Introduction is the moment in which the presenter has a unique chance to make the first impression and build his credibility. (S)he needs to introduce himself as a speaker (and explain why he can teach us something or give us some important new information), and introduce the topic. That needs to be done in the way that (s)he gives to the audience WIIFM (What’s in it for me?) – reason why should they bother to listen to this presentation, and why should they be interested in this topic. Introduction is also an opportunity to announce our agenda and inform people of expected flow of the presentation. It is crucial to establish motivation/interest of audience in the topic at the very beginning, otherwise the presenter will lose their attention.
This is the part of the presentation where the presenter delivers the whole content and facts of what (s)he is here to present. It is really important to maintain the structure, while delivering all of the content, especially if the presentation is long – make sure to show the agenda throughout the presentation, while passing to different parts of the presentation, and inform the audience where in the agenda you are at the moment. To keep the audience interested and make points more clear and memorable, good presenter always uses examples , quotes, analogies, memory hooks, stories…..The more creative and diverse elements you put in, the more impact you have on people remembering things that you tell them and show them.

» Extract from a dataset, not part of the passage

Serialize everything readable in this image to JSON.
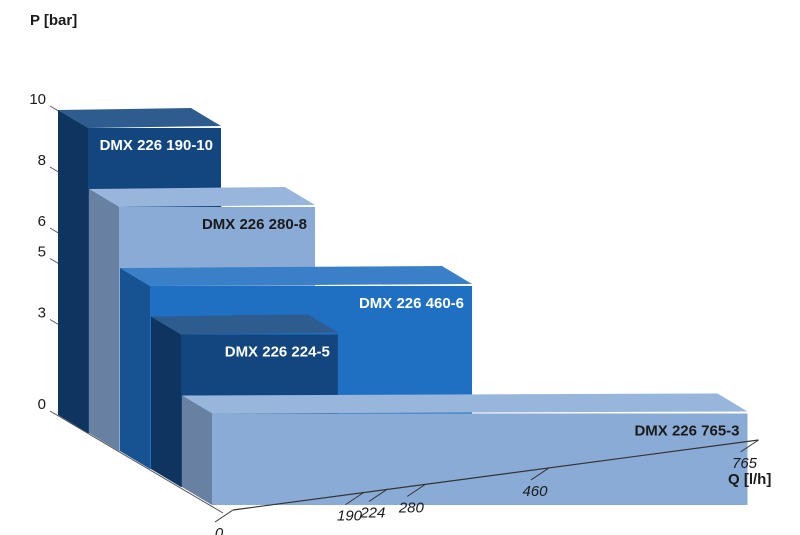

As people in the audience can be very diverse in a way in which they focus their attention, presenter must always be sure to involve all types of personalities and senses – visual, auditive, kinesthetic and digital. Although every human interacts with the world and events around him/her via all of these 4 systems (pictures, sounds, feelings and sensations and words and self-talk), when processing new information (as for example happens when listening to presentation), each individual uses some of this senses more extensively than other senses. For that reason, it is very important to underline the information that the presenter gives in each of these 4 systems. For visual, it is best to put in some pictures or diagrams, as well as colors. For kinestethic, add in some movement and practical elements where possible. For auditive, pay attention to vocal variety (and underline with your voice the most important points). For digital/analytical, put in some facts, numbers and “proofs” for points that you are making (eg. statistics).
This is the right moment in the presentation to leave the audience with strong message. Summarize the point of everything that has been said. Make it short, direct and memorable. And remember to call them to action!